O relatório, patrocinado pela associação finlandesa de jornais (o que, por muito que não se queira, acrescenta aqui alguma desconfiança), sugere que o elevado nível de leitura de jornais é um factor que ajuda a explicar que nas duas avaliações feitas até agora, a Finlândia se tenha destacado nas três áreas testadas.
Quase seis em cada dez alunos finlandeses disseram ler jornais várias vezes por semana e 26 por cento várias vezes por mês.
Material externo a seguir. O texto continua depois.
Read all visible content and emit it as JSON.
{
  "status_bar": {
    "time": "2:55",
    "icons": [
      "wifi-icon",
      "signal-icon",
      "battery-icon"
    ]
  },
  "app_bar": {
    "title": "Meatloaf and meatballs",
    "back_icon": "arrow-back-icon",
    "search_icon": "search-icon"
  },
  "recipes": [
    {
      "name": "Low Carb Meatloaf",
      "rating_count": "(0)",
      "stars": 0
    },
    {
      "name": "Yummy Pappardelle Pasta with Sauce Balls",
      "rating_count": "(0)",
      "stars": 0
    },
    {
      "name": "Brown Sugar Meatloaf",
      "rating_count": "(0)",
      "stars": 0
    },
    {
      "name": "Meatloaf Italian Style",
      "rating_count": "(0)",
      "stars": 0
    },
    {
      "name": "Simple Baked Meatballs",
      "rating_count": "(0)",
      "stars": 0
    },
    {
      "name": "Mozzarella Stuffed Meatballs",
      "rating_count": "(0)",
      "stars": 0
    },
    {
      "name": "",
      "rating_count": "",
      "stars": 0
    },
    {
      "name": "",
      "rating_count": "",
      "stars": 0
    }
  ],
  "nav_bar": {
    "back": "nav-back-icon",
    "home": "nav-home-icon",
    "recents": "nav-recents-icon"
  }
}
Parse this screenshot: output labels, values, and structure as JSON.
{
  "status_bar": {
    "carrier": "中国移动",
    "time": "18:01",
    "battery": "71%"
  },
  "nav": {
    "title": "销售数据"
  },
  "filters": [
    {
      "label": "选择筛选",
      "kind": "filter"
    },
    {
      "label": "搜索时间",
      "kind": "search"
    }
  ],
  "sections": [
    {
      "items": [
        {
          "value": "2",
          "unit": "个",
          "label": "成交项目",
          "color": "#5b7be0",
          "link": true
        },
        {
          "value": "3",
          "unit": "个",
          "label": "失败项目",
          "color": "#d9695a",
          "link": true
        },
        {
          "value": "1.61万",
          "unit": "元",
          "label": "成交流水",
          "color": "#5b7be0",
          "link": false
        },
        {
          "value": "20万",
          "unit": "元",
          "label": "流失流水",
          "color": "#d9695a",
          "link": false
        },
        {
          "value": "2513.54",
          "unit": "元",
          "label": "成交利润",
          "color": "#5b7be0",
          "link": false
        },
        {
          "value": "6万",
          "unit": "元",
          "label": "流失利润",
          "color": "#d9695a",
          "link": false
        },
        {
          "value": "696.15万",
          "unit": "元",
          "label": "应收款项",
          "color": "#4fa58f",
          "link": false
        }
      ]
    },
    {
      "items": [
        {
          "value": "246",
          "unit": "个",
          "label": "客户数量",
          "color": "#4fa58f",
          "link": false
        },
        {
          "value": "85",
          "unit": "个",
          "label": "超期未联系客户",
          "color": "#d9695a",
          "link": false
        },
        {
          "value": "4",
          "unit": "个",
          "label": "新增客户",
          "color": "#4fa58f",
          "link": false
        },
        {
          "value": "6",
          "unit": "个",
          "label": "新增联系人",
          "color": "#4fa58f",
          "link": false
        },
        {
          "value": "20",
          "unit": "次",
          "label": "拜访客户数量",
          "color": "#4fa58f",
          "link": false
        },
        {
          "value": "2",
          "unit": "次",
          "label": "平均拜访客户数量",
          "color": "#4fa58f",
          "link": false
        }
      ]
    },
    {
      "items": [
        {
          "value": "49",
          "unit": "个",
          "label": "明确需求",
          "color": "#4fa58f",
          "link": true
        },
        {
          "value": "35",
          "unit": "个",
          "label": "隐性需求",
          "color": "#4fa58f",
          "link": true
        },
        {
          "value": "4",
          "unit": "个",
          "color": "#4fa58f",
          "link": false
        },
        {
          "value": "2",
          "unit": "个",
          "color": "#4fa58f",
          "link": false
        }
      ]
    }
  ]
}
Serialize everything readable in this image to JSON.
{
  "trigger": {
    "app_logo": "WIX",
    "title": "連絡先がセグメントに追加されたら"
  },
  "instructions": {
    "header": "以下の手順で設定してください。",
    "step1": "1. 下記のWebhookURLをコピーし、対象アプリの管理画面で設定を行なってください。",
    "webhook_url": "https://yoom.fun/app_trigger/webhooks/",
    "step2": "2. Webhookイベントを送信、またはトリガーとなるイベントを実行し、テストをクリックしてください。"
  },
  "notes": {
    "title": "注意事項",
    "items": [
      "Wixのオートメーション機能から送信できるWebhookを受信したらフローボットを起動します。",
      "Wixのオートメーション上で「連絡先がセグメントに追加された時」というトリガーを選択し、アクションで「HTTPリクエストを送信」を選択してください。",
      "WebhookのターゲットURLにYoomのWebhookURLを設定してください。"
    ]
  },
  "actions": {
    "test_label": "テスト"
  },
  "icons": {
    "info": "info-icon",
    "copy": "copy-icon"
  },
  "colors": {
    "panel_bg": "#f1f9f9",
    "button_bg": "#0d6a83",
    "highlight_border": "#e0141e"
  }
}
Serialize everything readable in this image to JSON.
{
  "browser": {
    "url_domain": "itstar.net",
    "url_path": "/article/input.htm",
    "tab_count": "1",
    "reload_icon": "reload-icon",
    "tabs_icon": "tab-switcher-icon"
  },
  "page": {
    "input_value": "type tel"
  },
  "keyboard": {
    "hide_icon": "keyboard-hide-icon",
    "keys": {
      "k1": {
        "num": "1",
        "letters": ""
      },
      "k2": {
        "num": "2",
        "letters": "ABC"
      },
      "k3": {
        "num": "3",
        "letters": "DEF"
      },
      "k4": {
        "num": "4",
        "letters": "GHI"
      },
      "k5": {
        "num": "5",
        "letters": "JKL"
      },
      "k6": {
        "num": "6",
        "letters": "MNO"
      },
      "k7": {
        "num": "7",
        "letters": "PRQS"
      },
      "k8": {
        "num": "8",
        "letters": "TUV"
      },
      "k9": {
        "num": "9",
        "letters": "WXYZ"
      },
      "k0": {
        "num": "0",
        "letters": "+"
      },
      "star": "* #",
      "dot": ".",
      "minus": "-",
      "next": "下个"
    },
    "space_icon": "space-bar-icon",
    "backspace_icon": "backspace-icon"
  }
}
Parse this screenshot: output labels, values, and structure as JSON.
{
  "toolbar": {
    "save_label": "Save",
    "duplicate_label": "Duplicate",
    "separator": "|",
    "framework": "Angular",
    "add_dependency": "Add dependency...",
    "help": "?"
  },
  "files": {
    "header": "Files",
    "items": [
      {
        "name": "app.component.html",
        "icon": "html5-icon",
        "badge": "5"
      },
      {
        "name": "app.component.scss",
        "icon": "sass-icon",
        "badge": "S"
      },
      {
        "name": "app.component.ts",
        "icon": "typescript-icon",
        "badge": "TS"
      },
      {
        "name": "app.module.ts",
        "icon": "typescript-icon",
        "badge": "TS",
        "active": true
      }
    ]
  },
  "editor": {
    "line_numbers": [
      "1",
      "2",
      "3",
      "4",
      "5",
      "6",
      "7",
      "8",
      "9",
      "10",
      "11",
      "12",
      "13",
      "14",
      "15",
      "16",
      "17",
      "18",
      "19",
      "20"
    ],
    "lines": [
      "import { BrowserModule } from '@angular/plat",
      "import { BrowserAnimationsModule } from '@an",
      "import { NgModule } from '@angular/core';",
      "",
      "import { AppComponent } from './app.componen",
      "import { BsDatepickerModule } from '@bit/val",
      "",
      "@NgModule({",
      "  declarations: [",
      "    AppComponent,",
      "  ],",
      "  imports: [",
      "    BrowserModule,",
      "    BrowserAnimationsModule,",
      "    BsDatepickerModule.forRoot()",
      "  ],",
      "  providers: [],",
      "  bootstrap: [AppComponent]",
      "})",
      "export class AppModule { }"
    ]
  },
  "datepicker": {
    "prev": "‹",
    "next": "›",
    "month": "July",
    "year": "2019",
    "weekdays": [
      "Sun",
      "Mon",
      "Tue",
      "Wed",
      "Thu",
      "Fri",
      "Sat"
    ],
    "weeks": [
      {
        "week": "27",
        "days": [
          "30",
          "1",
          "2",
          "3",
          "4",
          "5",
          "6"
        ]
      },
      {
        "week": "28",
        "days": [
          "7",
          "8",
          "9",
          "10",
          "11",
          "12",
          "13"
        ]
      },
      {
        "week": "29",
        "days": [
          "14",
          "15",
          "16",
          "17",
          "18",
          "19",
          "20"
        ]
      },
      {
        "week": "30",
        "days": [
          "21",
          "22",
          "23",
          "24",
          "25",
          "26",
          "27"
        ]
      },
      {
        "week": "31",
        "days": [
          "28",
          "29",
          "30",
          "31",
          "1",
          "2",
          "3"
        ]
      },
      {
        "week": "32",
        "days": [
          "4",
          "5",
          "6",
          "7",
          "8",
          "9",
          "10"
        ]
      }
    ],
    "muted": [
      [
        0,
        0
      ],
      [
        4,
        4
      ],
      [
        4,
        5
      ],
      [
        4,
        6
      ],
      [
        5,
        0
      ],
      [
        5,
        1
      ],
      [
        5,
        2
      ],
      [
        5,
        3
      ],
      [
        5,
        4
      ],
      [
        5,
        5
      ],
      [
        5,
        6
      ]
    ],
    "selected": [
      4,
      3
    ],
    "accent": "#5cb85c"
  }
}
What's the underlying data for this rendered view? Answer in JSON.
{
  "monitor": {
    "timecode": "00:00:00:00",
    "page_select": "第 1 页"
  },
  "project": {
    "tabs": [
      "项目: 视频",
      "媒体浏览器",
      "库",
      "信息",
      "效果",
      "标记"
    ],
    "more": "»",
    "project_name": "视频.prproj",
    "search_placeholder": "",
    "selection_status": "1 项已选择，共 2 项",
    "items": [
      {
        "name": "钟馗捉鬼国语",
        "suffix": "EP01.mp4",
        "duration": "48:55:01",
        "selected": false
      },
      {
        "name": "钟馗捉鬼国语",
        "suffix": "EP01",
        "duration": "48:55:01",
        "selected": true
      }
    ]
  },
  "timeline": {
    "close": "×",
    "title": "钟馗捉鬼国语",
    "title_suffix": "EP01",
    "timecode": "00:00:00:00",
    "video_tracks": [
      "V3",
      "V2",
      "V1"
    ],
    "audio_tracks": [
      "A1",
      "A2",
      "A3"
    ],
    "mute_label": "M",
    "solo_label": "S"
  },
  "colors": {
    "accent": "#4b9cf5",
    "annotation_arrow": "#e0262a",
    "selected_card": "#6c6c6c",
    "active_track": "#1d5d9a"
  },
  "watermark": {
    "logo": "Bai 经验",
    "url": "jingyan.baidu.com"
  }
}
Os que se saíram melhor na avaliação, terão sido os que liam várias vezes por semana.
A nível de leitura, principalmente, os alunos demonstraram uma grande facilidade, que os investigadores explicam pelo hábito de ler textos jornalísticos, o que desenvolve as suas competências.
Mas os elevados níveis de leitura de jornais estão também associados a melhores competências em ciência e matemática. Isto poderá explicar-se por, através dos jornais, os alunos tomarem contacto com situações do dia-a-dia.
Por fim, os alunos demonstraram também vontade de prosseguir com os hábitos de leitura.
Conclusão: o relatório sugere que os jornais devem ser valorizados pelas escolas como material de aprendizagem.
Concordo plenamente com esta conclusão! Mas nem quero pensar qual seria o resultado do estudo, se se fizesse um inquérito parecido cá em Portugal...
-"Lês jornais?"
-"Não, não tenho tempo, tenho de ver os Morangos com Açúcar"

03 março 2006

Notícias Com Poder Terapêutico

A jornalista da RTP, Daniela Santiago, lança hoje em livro a sua tese de mestrado intitulada "O Reconforto da Televisão (uma visão diferente sobre a tragédia de Entre-os-Rios)", na qual defende que os media podem ajudar a ultrapassar a dor de uma tragédia.
Não sei até que ponto psicologicamente isso poderá fazer sentido, nem conheço o conteúdo da tese. Mas, por aquilo que me é dado a ler na notícia, parece-me assim uma teoria um bocado "forçada"... Do estilo: Não há problema nenhum se fizemos um péssimo trabalho a cobrir esta tragédia, e se explorámos a dor das pessoas, porque nós, jornalistas, até somos tão bonzinhos, que ajudámos a superar o momento dramático por que aquelas pessoas estavam a passar.
Pode ser uma interpretação errada da minha parte, mas o que temo é que estas teses de cariz psicológico sirvam de escudo para a forma errada como se cobriu este e se venham a cobrir outros acontecimentos dramáticos no futuro.
As notícias podem ajudar a reconfortar as vítimas? Pode ser que sim... Mas que isso não sirva para descansar a consciência dos jornalistas.